Medication combos may cause side effects or reduce treatment effectiveness

MONDAY, Dec. 15, 2014 (HealthDay News) -- Among 498,956 children and teenagers who were hospitalized in 2011, 49 percent were given combinations of drugs that could have potential interactions, according to a new study published online Dec. 15 in Pediatrics.

The findings were based on a year's worth of administrative records from 43 U.S. children's hospitals. Chris Feudtner, M.D., Ph.D., M.P.H., of the Children's Hospital of Philadelphia, and colleagues looked for potential drug interactions in each patient's case by checking a standard alert system used by hospitals.

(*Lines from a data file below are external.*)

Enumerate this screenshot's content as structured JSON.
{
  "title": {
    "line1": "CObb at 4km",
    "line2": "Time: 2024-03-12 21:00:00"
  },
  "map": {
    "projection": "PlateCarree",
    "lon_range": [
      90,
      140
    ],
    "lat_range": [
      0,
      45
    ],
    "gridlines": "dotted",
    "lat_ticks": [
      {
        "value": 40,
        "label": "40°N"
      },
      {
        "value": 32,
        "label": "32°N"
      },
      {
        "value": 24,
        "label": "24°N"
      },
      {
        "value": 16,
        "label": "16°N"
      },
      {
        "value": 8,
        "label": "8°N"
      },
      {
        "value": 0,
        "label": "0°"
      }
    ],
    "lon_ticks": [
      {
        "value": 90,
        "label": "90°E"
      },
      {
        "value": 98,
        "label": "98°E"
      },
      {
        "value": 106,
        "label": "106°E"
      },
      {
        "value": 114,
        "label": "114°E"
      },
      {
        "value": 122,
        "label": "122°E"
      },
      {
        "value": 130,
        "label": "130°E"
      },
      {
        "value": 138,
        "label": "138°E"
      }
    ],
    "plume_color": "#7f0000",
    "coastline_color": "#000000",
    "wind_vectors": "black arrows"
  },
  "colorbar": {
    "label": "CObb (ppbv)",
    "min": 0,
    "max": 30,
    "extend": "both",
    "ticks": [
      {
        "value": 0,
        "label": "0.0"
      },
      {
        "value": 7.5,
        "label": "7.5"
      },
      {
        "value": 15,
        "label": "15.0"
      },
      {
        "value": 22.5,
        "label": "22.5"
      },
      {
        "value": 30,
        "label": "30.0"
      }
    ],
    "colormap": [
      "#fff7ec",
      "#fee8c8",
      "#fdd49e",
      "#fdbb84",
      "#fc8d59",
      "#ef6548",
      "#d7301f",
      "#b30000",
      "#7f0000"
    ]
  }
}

Overall, 49 percent of children were given at least one drug combination with potential interactions. Opioids, such as morphine and oxycodone, were the drugs most often involved, followed by antiinfective agents. The potential side effects, according to Feudtner's team, included additive respiratory depression, bleeding, reduced iron absorption, and sedation. But the researchers had no information on how often any side effects actually arose.

Other studies have suggested that actual adverse drug reactions are much less common than the rate of potential interactions in this study, Feudtner told HealthDay, and also stressed that while the study found many cases of potential drug interactions, it's not clear how often children were actually harmed. Feudtner said the findings highlight a need for "more rational" systems of alerting doctors to potentially serious drug interactions.